Ankara'ya yerleşerek 1937-1942 arasında Türk Tarih Kurumu’nda uzman olarak çalıştı. 1941-1948 arasında dünya klasiklerinin çevrilmesinden sorumlu "Tercüme Odası" adlı kurulda bulundu. Erasmus, Leibniz, Nietzsche gibi bazı düşünürlerin yapıtlarını Türkçeye çevirdi. Hasan Ali Yücel'in teşvikiyle 1942’de dışarıdan doçentlik sınavlarında girdi; "Bünye tahliline ve bu tahlilin Condillac'rn tarih görüşüne tatbikine dair" adlı çalışması ve Buffon ve Lamark hakkında verdiği derslerle, Ankara Üniversitesi Dil ve Tarih-coğrafya Fakültesi Felsefe Bölümü’nde öğretim üyesi oldu.[4] 1954 yılında profesör unvanı aldı.
27 Mayıs 1960’tan sonra üniversiteden uzaklaştırılan 147 öğretim üyesi arasındaydı.1962’de yeniden göreve çağrıldığı Dil ve Tarih-Coğrafya Fakültesi’ndeki derslerini ve Türk Tarih Kurumu’ndaki danışmanlığını, 1968 yılında emekliye ayrılana kadar sürdürdü. 1964’te Paris’te Yüksek Öğretmen Okulu’nda (École Normale Supérieure) modern mantık üzerine bir verdi.[4] 1967'de Felsefe Araştırmaları Enstitüsü Müdürü oldu.[4]
Emekli olduktan sonra bir yıl Ankara Üniversitesi Siyasal Bilgiler Fakültesi Basın Yayın Yüksek Okulu’nda, iki buçuk yıl Orta Doğu Teknik Üniversitesi’nde, bir yarıyıl Hacettepe Üniversitesi Felsefe Bölümü’nde felsefe ve mantık dersleri verdi. 1971’den ölümüne dek evinde, özel olarak küçük gruplarla derslerini sürdürdü. Türkiye’de mantık ve bilgi felsefi üzerine kurulu bir felsefe anlayışının yerleşmesinde önemli payı oldu. Felsefe dilinin arılaşmasına katkıda bulundu.

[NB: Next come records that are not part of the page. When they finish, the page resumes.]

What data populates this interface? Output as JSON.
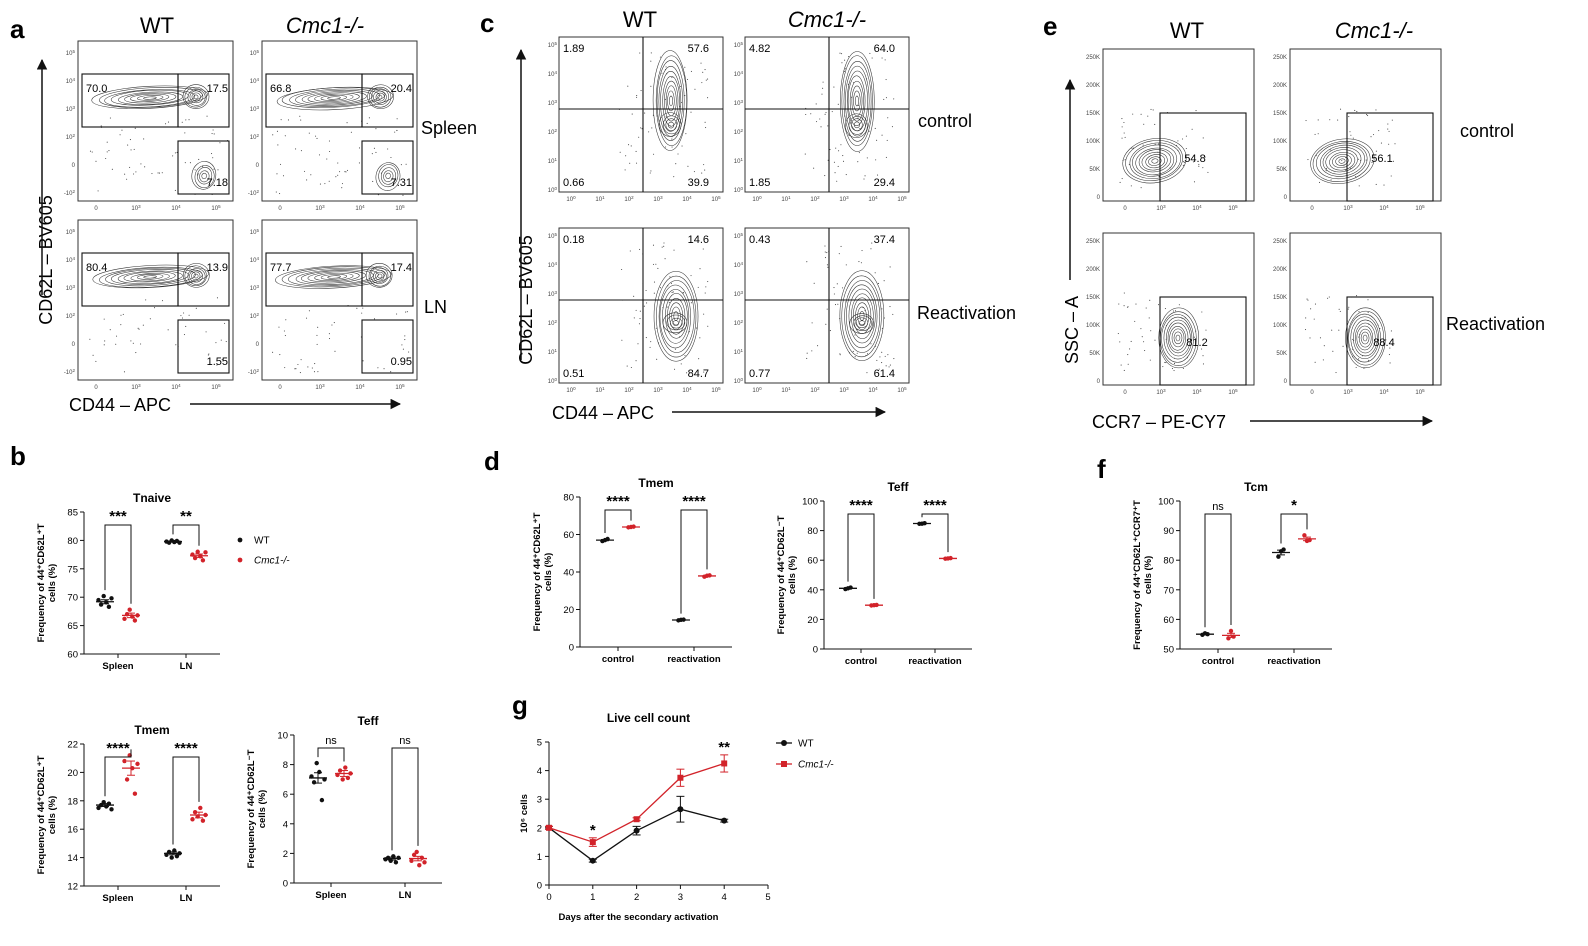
{
  "colors": {
    "wt": "#111111",
    "ko": "#d2232a"
  },
  "panel_labels": [
    "a",
    "b",
    "c",
    "d",
    "e",
    "f",
    "g"
  ],
  "flow_a": {
    "col_titles": [
      "WT",
      "Cmc1-/-"
    ],
    "row_labels": [
      "Spleen",
      "LN"
    ],
    "y_axis": "CD62L – BV605",
    "x_axis": "CD44 – APC",
    "plots": [
      {
        "name": "wt-spleen",
        "gates": [
          "70.0",
          "17.5",
          "7.18"
        ]
      },
      {
        "name": "ko-spleen",
        "gates": [
          "66.8",
          "20.4",
          "7.31"
        ]
      },
      {
        "name": "wt-ln",
        "gates": [
          "80.4",
          "13.9",
          "1.55"
        ]
      },
      {
        "name": "ko-ln",
        "gates": [
          "77.7",
          "17.4",
          "0.95"
        ]
      }
    ]
  },
  "flow_c": {
    "col_titles": [
      "WT",
      "Cmc1-/-"
    ],
    "row_labels": [
      "control",
      "Reactivation"
    ],
    "y_axis": "CD62L – BV605",
    "x_axis": "CD44 – APC",
    "plots": [
      {
        "name": "wt-control",
        "quads": [
          "1.89",
          "57.6",
          "0.66",
          "39.9"
        ]
      },
      {
        "name": "ko-control",
        "quads": [
          "4.82",
          "64.0",
          "1.85",
          "29.4"
        ]
      },
      {
        "name": "wt-reactivation",
        "quads": [
          "0.18",
          "14.6",
          "0.51",
          "84.7"
        ]
      },
      {
        "name": "ko-reactivation",
        "quads": [
          "0.43",
          "37.4",
          "0.77",
          "61.4"
        ]
      }
    ]
  },
  "flow_e": {
    "col_titles": [
      "WT",
      "Cmc1-/-"
    ],
    "row_labels": [
      "control",
      "Reactivation"
    ],
    "y_axis": "SSC – A",
    "x_axis": "CCR7 – PE-CY7",
    "y_ticks": [
      "250K",
      "200K",
      "150K",
      "100K",
      "50K",
      "0"
    ],
    "plots": [
      {
        "name": "wt-control",
        "gate": "54.8"
      },
      {
        "name": "ko-control",
        "gate": "56.1"
      },
      {
        "name": "wt-reactivation",
        "gate": "81.2"
      },
      {
        "name": "ko-reactivation",
        "gate": "88.4"
      }
    ]
  },
  "log_ticks": [
    "10^5",
    "10^4",
    "10^3",
    "10^2",
    "0",
    "-10^2"
  ],
  "c_ticks": [
    "10^5",
    "10^4",
    "10^3",
    "10^2",
    "10^1",
    "10^0"
  ],
  "chart_data": [
    {
      "id": "b-tnaive",
      "type": "scatter",
      "title": "Tnaive",
      "ylabel": "Frequency of 44⁺CD62L⁺T cells (%)",
      "categories": [
        "Spleen",
        "LN"
      ],
      "ylim": [
        60,
        85
      ],
      "yticks": [
        60,
        65,
        70,
        75,
        80,
        85
      ],
      "series": [
        {
          "name": "WT",
          "values": [
            [
              69.5,
              68.7,
              70.2,
              69.1,
              68.3,
              69.8
            ],
            [
              79.8,
              79.6,
              80.0,
              79.7,
              79.9,
              79.6
            ]
          ],
          "mean": [
            69.2,
            79.8
          ],
          "sem": [
            0.35,
            0.1
          ]
        },
        {
          "name": "Cmc1-/-",
          "values": [
            [
              66.2,
              67.0,
              67.8,
              66.6,
              65.9,
              66.8
            ],
            [
              77.5,
              76.9,
              78.0,
              77.2,
              76.5,
              77.9
            ]
          ],
          "mean": [
            66.8,
            77.3
          ],
          "sem": [
            0.4,
            0.3
          ]
        }
      ],
      "sig": [
        "***",
        "**"
      ],
      "legend": [
        "WT",
        "Cmc1-/-"
      ]
    },
    {
      "id": "b-tmem",
      "type": "scatter",
      "title": "Tmem",
      "ylabel": "Frequency of 44⁺CD62L⁺T cells (%)",
      "categories": [
        "Spleen",
        "LN"
      ],
      "ylim": [
        12,
        22
      ],
      "yticks": [
        12,
        14,
        16,
        18,
        20,
        22
      ],
      "series": [
        {
          "name": "WT",
          "values": [
            [
              17.5,
              17.7,
              17.9,
              17.6,
              17.8,
              17.4
            ],
            [
              14.2,
              14.4,
              14.0,
              14.5,
              14.1,
              14.3
            ]
          ],
          "mean": [
            17.7,
            14.3
          ],
          "sem": [
            0.1,
            0.1
          ]
        },
        {
          "name": "Cmc1-/-",
          "values": [
            [
              20.8,
              19.5,
              21.2,
              20.3,
              18.5,
              20.6
            ],
            [
              16.7,
              17.2,
              16.9,
              17.5,
              16.6,
              17.0
            ]
          ],
          "mean": [
            20.3,
            17.0
          ],
          "sem": [
            0.5,
            0.2
          ]
        }
      ],
      "sig": [
        "****",
        "****"
      ]
    },
    {
      "id": "b-teff",
      "type": "scatter",
      "title": "Teff",
      "ylabel": "Frequency of 44⁺CD62L⁻T cells (%)",
      "categories": [
        "Spleen",
        "LN"
      ],
      "ylim": [
        0,
        10
      ],
      "yticks": [
        0,
        2,
        4,
        6,
        8,
        10
      ],
      "series": [
        {
          "name": "WT",
          "values": [
            [
              7.2,
              6.8,
              8.1,
              7.5,
              5.6,
              7.0
            ],
            [
              1.6,
              1.7,
              1.5,
              1.8,
              1.4,
              1.7
            ]
          ],
          "mean": [
            7.1,
            1.65
          ],
          "sem": [
            0.35,
            0.1
          ]
        },
        {
          "name": "Cmc1-/-",
          "values": [
            [
              7.3,
              7.6,
              7.0,
              7.8,
              7.1,
              7.4
            ],
            [
              1.5,
              1.9,
              2.1,
              1.2,
              1.7,
              1.4
            ]
          ],
          "mean": [
            7.4,
            1.65
          ],
          "sem": [
            0.2,
            0.15
          ]
        }
      ],
      "sig": [
        "ns",
        "ns"
      ]
    },
    {
      "id": "d-tmem",
      "type": "scatter",
      "title": "Tmem",
      "ylabel": "Frequency of 44⁺CD62L⁺T cells (%)",
      "categories": [
        "control",
        "reactivation"
      ],
      "ylim": [
        0,
        80
      ],
      "yticks": [
        0,
        20,
        40,
        60,
        80
      ],
      "series": [
        {
          "name": "WT",
          "values": [
            [
              56.5,
              57.0,
              57.6
            ],
            [
              14.2,
              14.5,
              14.6
            ]
          ],
          "mean": [
            57.0,
            14.4
          ],
          "sem": [
            0.3,
            0.1
          ]
        },
        {
          "name": "Cmc1-/-",
          "values": [
            [
              63.8,
              64.0,
              64.2
            ],
            [
              37.5,
              38.0,
              38.2
            ]
          ],
          "mean": [
            64.0,
            37.9
          ],
          "sem": [
            0.1,
            0.2
          ]
        }
      ],
      "sig": [
        "****",
        "****"
      ]
    },
    {
      "id": "d-teff",
      "type": "scatter",
      "title": "Teff",
      "ylabel": "Frequency of 44⁺CD62L⁻T cells (%)",
      "categories": [
        "control",
        "reactivation"
      ],
      "ylim": [
        0,
        100
      ],
      "yticks": [
        0,
        20,
        40,
        60,
        80,
        100
      ],
      "series": [
        {
          "name": "WT",
          "values": [
            [
              40.5,
              41.0,
              41.5
            ],
            [
              84.6,
              84.7,
              85.0
            ]
          ],
          "mean": [
            41.0,
            84.8
          ],
          "sem": [
            0.3,
            0.1
          ]
        },
        {
          "name": "Cmc1-/-",
          "values": [
            [
              29.4,
              29.6,
              29.8
            ],
            [
              61.0,
              61.2,
              61.4
            ]
          ],
          "mean": [
            29.6,
            61.2
          ],
          "sem": [
            0.1,
            0.1
          ]
        }
      ],
      "sig": [
        "****",
        "****"
      ]
    },
    {
      "id": "f-tcm",
      "type": "scatter",
      "title": "Tcm",
      "ylabel": "Frequency of 44⁺CD62L⁺CCR7⁺T cells (%)",
      "categories": [
        "control",
        "reactivation"
      ],
      "ylim": [
        50,
        100
      ],
      "yticks": [
        50,
        60,
        70,
        80,
        90,
        100
      ],
      "series": [
        {
          "name": "WT",
          "values": [
            [
              54.8,
              55.3,
              55.0
            ],
            [
              81.2,
              83.0,
              83.6
            ]
          ],
          "mean": [
            55.0,
            82.6
          ],
          "sem": [
            0.2,
            0.8
          ]
        },
        {
          "name": "Cmc1-/-",
          "values": [
            [
              53.6,
              56.1,
              54.2
            ],
            [
              88.4,
              86.5,
              86.8
            ]
          ],
          "mean": [
            54.6,
            87.2
          ],
          "sem": [
            0.7,
            0.6
          ]
        }
      ],
      "sig": [
        "ns",
        "*"
      ]
    },
    {
      "id": "g-live",
      "type": "line",
      "title": "Live cell count",
      "xlabel": "Days after the secondary activation",
      "ylabel": "10⁶ cells",
      "xlim": [
        0,
        5
      ],
      "ylim": [
        0,
        5
      ],
      "xticks": [
        0,
        1,
        2,
        3,
        4,
        5
      ],
      "yticks": [
        0,
        1,
        2,
        3,
        4,
        5
      ],
      "series": [
        {
          "name": "WT",
          "x": [
            0,
            1,
            2,
            3,
            4
          ],
          "y": [
            2.0,
            0.85,
            1.9,
            2.65,
            2.25
          ],
          "err": [
            0.05,
            0.05,
            0.15,
            0.45,
            0.05
          ]
        },
        {
          "name": "Cmc1-/-",
          "x": [
            0,
            1,
            2,
            3,
            4
          ],
          "y": [
            2.0,
            1.5,
            2.3,
            3.75,
            4.25
          ],
          "err": [
            0.05,
            0.15,
            0.05,
            0.3,
            0.3
          ]
        }
      ],
      "annotations": [
        {
          "x": 1,
          "text": "*"
        },
        {
          "x": 4,
          "text": "**"
        }
      ],
      "legend": [
        "WT",
        "Cmc1-/-"
      ]
    }
  ]
}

Olasılık terimini Türkçeye kazandırdı.[3]
1945’te kısa bir süre Ant dergisinde yayımladığı yazılarında faşizmin kaynaklarına ilişkin tezler ileri sürdü.1949-1950’de Yaprak dergisinde çıkan yazılarında ise felsefe kavramlarına açıklık kazandırmaya çalıştı1976’da Felsefe Yazıları’nda topladı ve bu yapıtıyla, 1977’de Türk Dil Kurumu Deneme Ödülü’nü aldı. 1979 yılında Türkiye Felsefe Kurumu tarafından Onur Başkanı seçildi.
Kısa süren bir hastalıktan sonra 18 Mart 1980'de İstanbul’da öldü.
Felsefe Yazıları kitabında yer almayan diğer yazıları, ölümünden sonra asistanı Füsun Akatlı tarafından derlenerek , Bilimin Işığında Felsefe ve Geride Kalanlar adıyla basıldı. Füsun Akatlı’nın “Çağdaş ve Çağcıl bir Rönesans adamıydı” dediği Hızır, felsefe, mantık, fizik ve matematik dışında, tarih, dil, müzik ve edebiyat alanlarında da büyük bir birikime sahipti.